Years of the research: 2018

Country: Hungary

Language: Hungarian

Keywords:

  • care-relations
  • elderly care
  • family carer
  • formal care
  • protocolls
  • social home care services

Abstract:

Hungary as one of the CEE countries also facing the issues of the ageing population. Care services - comparing to the other northern and western countries are underdevelopped. Only 10% of the people over 65 years can reach care services. Two third of the exsisting service provisions are home social services. Formal caregivers provides part time services only week days so care receiver also need to receive some care from the family members. This research focuses the patterns of care cooperations and mapps the regulations and the professional protocolls which determines the face of the formal care service. Using qualitative reseach method we asked formal carers about their experiences of the provision of home care, the cooperation with family carers, and the issues that they have to manage in the everyday sytuations. We recorded 20 expert interviews with the leader - caregivers, and 6 focus groups (8 participants with each group). Main findings: the formal caregivers many times take over their role because of the emerging care needs and the miss of family caregivers. To thank to the inadequate regulation, which does not take into account the accessible family care, formal carers does not focus on family members, they do not support them and do not cooperate them during the care process. Professionals are also from the 50+ generation so many times they also have care need in their own family. More focus need to this area. Reagulations and professional knowlegdge have to separate the sytuations where family carers are available and take part of the care process and different services and care have to be provided to the cases where the care responsibility is only for the formal carers'. Special problems (e.g. dementia, frailty) have to be handled in special way in the home care system too.

Researchers:

  • Laszlo Patyan

Type of research: national

Target group: Trained social home care workers who provide care services for eldelry people.

Sample:

20 experts were interviewed, 6 focus groups were committed (including 48 carers)
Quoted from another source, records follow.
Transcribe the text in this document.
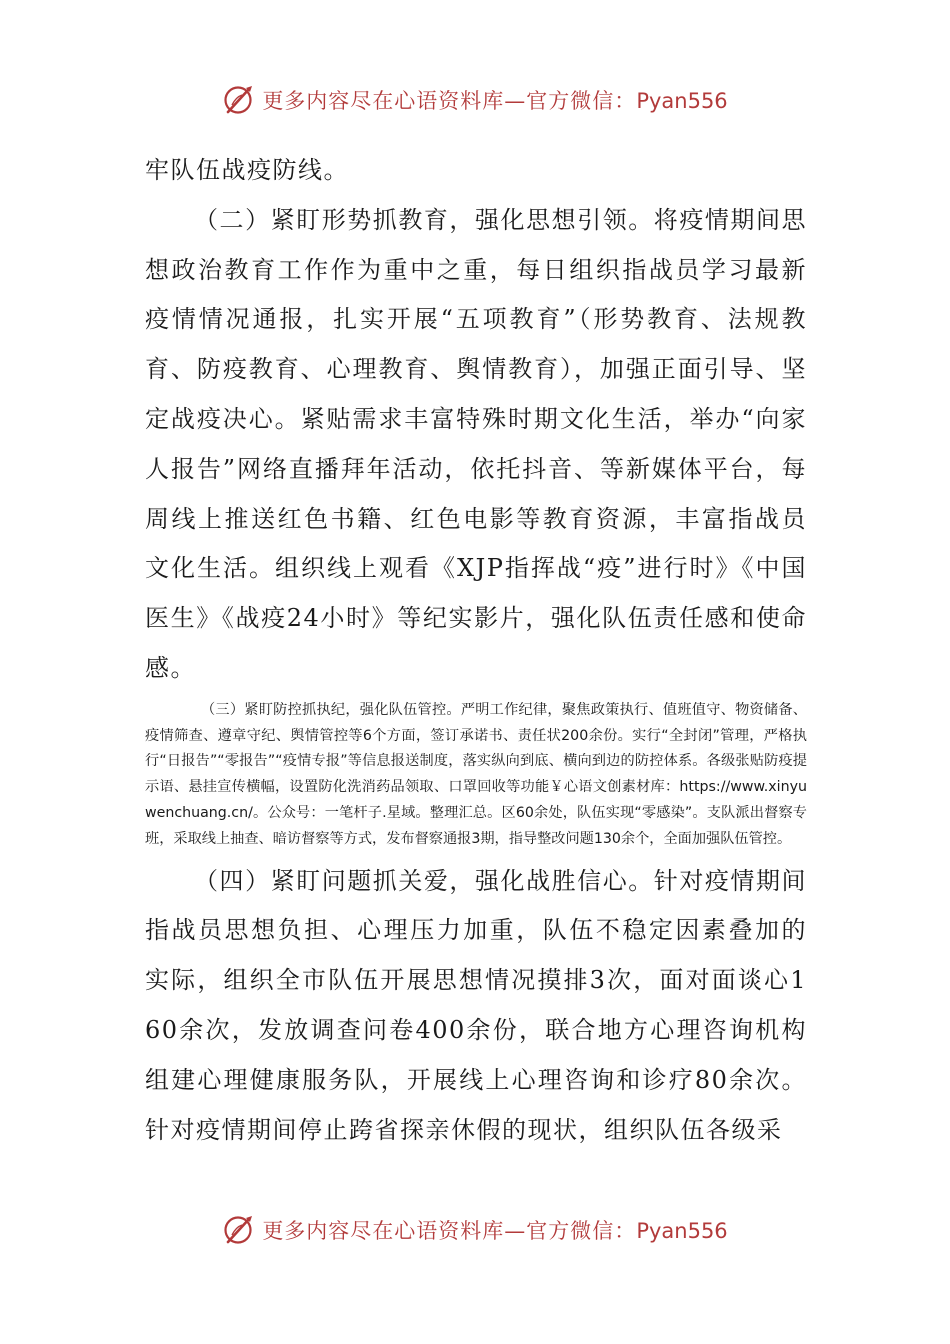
更多内容尽在心语资料库—官方微信：Pyan556

牢队伍战疫防线。

（二）紧盯形势抓教育，强化思想引领。将疫情期间思想政治教育工作作为重中之重，每日组织指战员学习最新疫情情况通报，扎实开展“五项教育”（形势教育、法规教育、防疫教育、心理教育、舆情教育），加强正面引导、坚定战疫决心。紧贴需求丰富特殊时期文化生活，举办“向家人报告”网络直播拜年活动，依托抖音、等新媒体平台，每周线上推送红色书籍、红色电影等教育资源，丰富指战员文化生活。组织线上观看《XJP指挥战“疫”进行时》《中国医生》《战疫24小时》等纪实影片，强化队伍责任感和使命感。

（三）紧盯防控抓执纪，强化队伍管控。严明工作纪律，聚焦政策执行、值班值守、物资储备、疫情筛查、遵章守纪、舆情管控等6个方面，签订承诺书、责任状200余份。实行“全封闭”管理，严格执行“日报告”“零报告”“疫情专报”等信息报送制度，落实纵向到底、横向到边的防控体系。各级张贴防疫提示语、悬挂宣传横幅，设置防化洗消药品领取、口罩回收等功能￥心语文创素材库：https://www.xinyuwenchuang.cn/。公众号：一笔杆子.星域。整理汇总。区60余处，队伍实现“零感染”。支队派出督察专班，采取线上抽查、暗访督察等方式，发布督察通报3期，指导整改问题130余个，全面加强队伍管控。

（四）紧盯问题抓关爱，强化战胜信心。针对疫情期间指战员思想负担、心理压力加重，队伍不稳定因素叠加的实际，组织全市队伍开展思想情况摸排3次，面对面谈心160余次，发放调查问卷400余份，联合地方心理咨询机构组建心理健康服务队，开展线上心理咨询和诊疗80余次。针对疫情期间停止跨省探亲休假的现状，组织队伍各级采

更多内容尽在心语资料库—官方微信：Pyan556
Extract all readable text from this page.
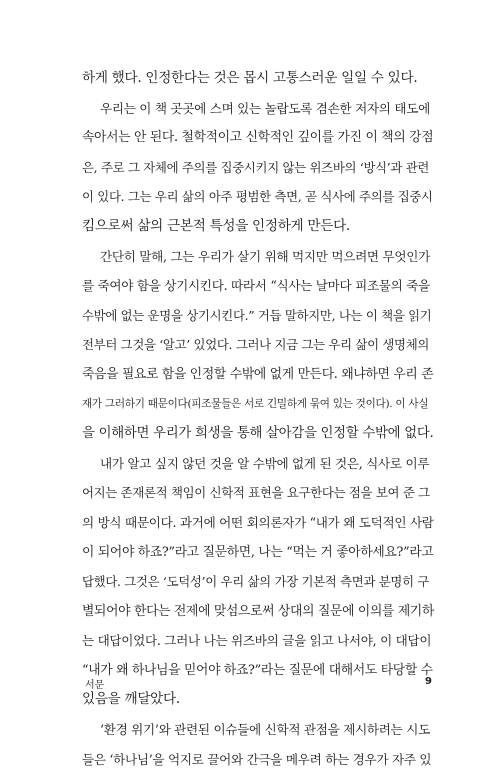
하게 했다. 인정한다는 것은 몹시 고통스러운 일일 수 있다.

우리는 이 책 곳곳에 스며 있는 놀랍도록 겸손한 저자의 태도에
속아서는 안 된다. 철학적이고 신학적인 깊이를 가진 이 책의 강점
은, 주로 그 자체에 주의를 집중시키지 않는 위즈바의 ‘방식’과 관련
이 있다. 그는 우리 삶의 아주 평범한 측면, 곧 식사에 주의를 집중시
킴으로써 삶의 근본적 특성을 인정하게 만든다.

간단히 말해, 그는 우리가 살기 위해 먹지만 먹으려면 무엇인가
를 죽여야 함을 상기시킨다. 따라서 “식사는 날마다 피조물의 죽을
수밖에 없는 운명을 상기시킨다.” 거듭 말하지만, 나는 이 책을 읽기
전부터 그것을 ‘알고’ 있었다. 그러나 지금 그는 우리 삶이 생명체의
죽음을 필요로 함을 인정할 수밖에 없게 만든다. 왜냐하면 우리 존
재가 그러하기 때문이다(피조물들은 서로 긴밀하게 묶여 있는 것이다). 이 사실
을 이해하면 우리가 희생을 통해 살아감을 인정할 수밖에 없다.

내가 알고 싶지 않던 것을 알 수밖에 없게 된 것은, 식사로 이루
어지는 존재론적 책임이 신학적 표현을 요구한다는 점을 보여 준 그
의 방식 때문이다. 과거에 어떤 회의론자가 “내가 왜 도덕적인 사람
이 되어야 하죠?”라고 질문하면, 나는 “먹는 거 좋아하세요?”라고
답했다. 그것은 ‘도덕성’이 우리 삶의 가장 기본적 측면과 분명히 구
별되어야 한다는 전제에 맞섬으로써 상대의 질문에 이의를 제기하
는 대답이었다. 그러나 나는 위즈바의 글을 읽고 나서야, 이 대답이
“내가 왜 하나님을 믿어야 하죠?”라는 질문에 대해서도 타당할 수
있음을 깨달았다.

‘환경 위기’와 관련된 이슈들에 신학적 관점을 제시하려는 시도
들은 ‘하나님’을 억지로 끌어와 간극을 메우려 하는 경우가 자주 있

서문	9
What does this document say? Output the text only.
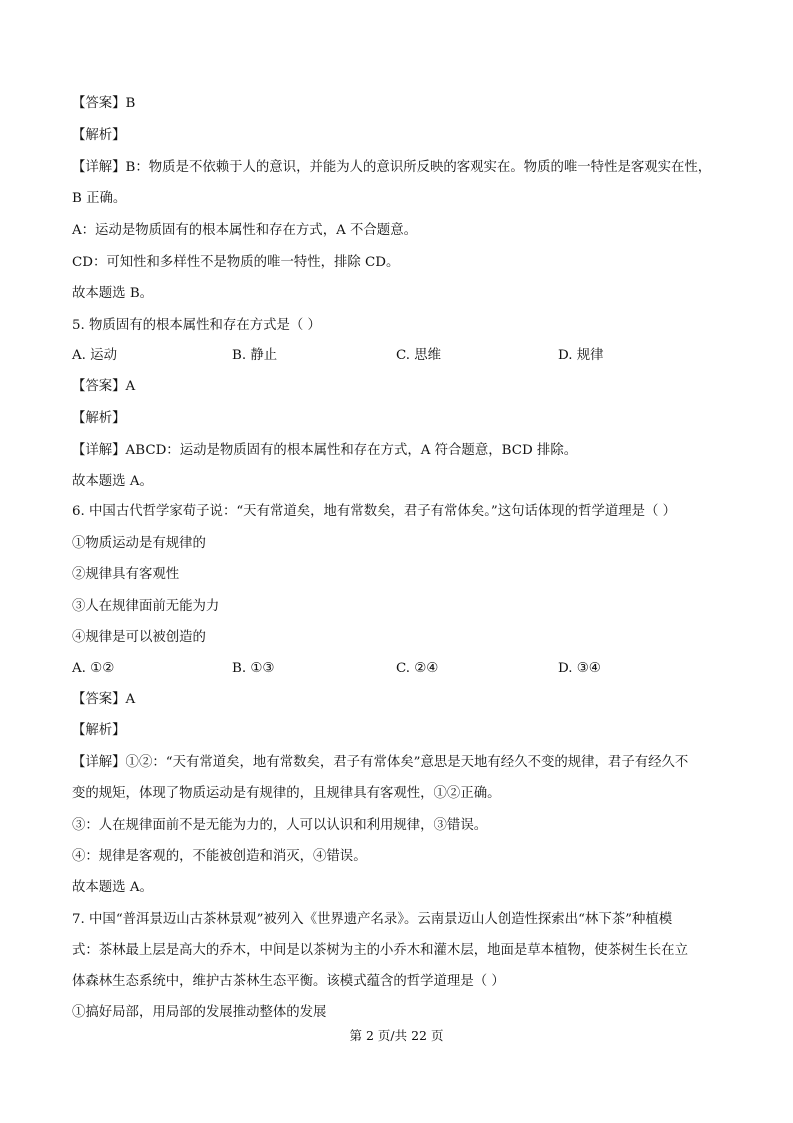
【答案】B
【解析】
【详解】B：物质是不依赖于人的意识，并能为人的意识所反映的客观实在。物质的唯一特性是客观实在性，
B 正确。
A：运动是物质固有的根本属性和存在方式，A 不合题意。
CD：可知性和多样性不是物质的唯一特性，排除 CD。
故本题选 B。
5. 物质固有的根本属性和存在方式是（ ）
A. 运动	B. 静止	C. 思维	D. 规律
【答案】A
【解析】
【详解】ABCD：运动是物质固有的根本属性和存在方式，A 符合题意，BCD 排除。
故本题选 A。
6. 中国古代哲学家荀子说：“天有常道矣，地有常数矣，君子有常体矣。”这句话体现的哲学道理是（ ）
①物质运动是有规律的
②规律具有客观性
③人在规律面前无能为力
④规律是可以被创造的
A. ①②	B. ①③	C. ②④	D. ③④
【答案】A
【解析】
【详解】①②：“天有常道矣，地有常数矣，君子有常体矣”意思是天地有经久不变的规律，君子有经久不
变的规矩，体现了物质运动是有规律的，且规律具有客观性，①②正确。
③：人在规律面前不是无能为力的，人可以认识和利用规律，③错误。
④：规律是客观的，不能被创造和消灭，④错误。
故本题选 A。
7. 中国“普洱景迈山古茶林景观”被列入《世界遗产名录》。云南景迈山人创造性探索出“林下茶”种植模
式：茶林最上层是高大的乔木，中间是以茶树为主的小乔木和灌木层，地面是草本植物，使茶树生长在立
体森林生态系统中，维护古茶林生态平衡。该模式蕴含的哲学道理是（ ）
①搞好局部，用局部的发展推动整体的发展
第 2 页/共 22 页
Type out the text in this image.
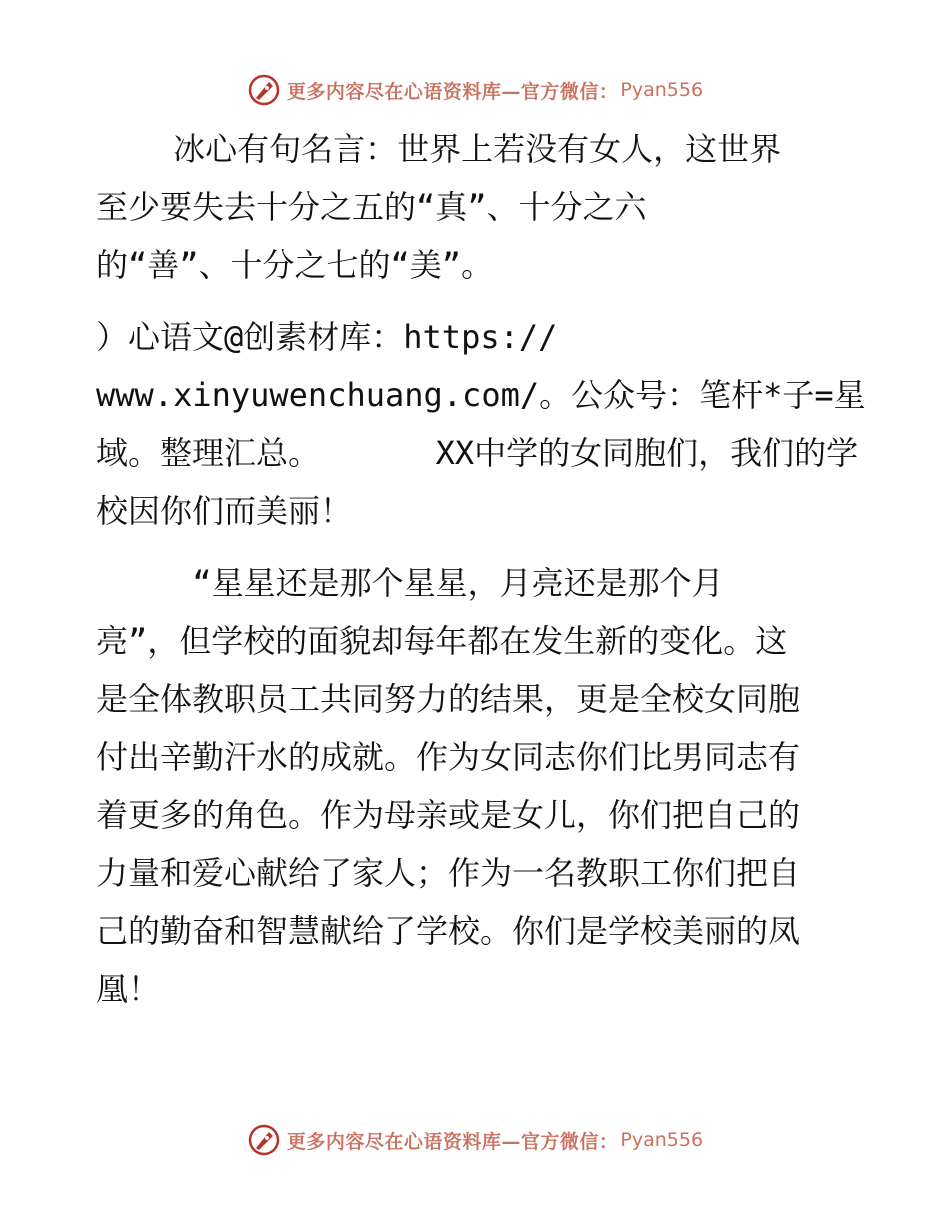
更多内容尽在心语资料库—官方微信： Pyan556
冰心有句名言：世界上若没有女人，这世界
至少要失去十分之五的“真”、十分之六
的“善”、十分之七的“美”。
）心语文@创素材库：https://
www.xinyuwenchuang.com/。公众号：笔杆*子=星
域。整理汇总。      XX中学的女同胞们，我们的学
校因你们而美丽！
“星星还是那个星星，月亮还是那个月
亮”，但学校的面貌却每年都在发生新的变化。这
是全体教职员工共同努力的结果，更是全校女同胞
付出辛勤汗水的成就。作为女同志你们比男同志有
着更多的角色。作为母亲或是女儿，你们把自己的
力量和爱心献给了家人；作为一名教职工你们把自
己的勤奋和智慧献给了学校。你们是学校美丽的凤
凰！
更多内容尽在心语资料库—官方微信： Pyan556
Aims/Objectives/Background:

The aim of the research is to examine the egzisting relationhsips between formal and family carers in the social home care services in Hungary. The formal care-orintation of the care policy brings disadvantaged situations for family carers. Home care services provides personal care in the individualistic way, while they perceive the presence of the family carers in the background. The care cooperation provides more sustainable and quality care for elder people if the formal system perceive family carers as partners, and as clients too. The research forus on the policy background and the legal and porfessional framework of the home care workers which determines the relationship with the family carers, reveal the patterns of the real connectionship and the forms of the "informal care of informal carers).

Findings/outcome/conclusion/research questions:

The national regulations and the caregiving circumstancies drives professional caregivers to take over their roles. They thies to substitute the family, which cause a deprofessionalisation of formal care, loses their competences, and react many times as family members, not as professionals. The increasing care pressure strengthen their care responsibility even though the home care competences and caring time is limited. Care system need adapt the phenomenon of "family carer" and professional protocolls have to take on the competences how to provide care in a cooperation with family carers, how to support them and what are the sytuations where family care is not available and how to solve it in a professional way.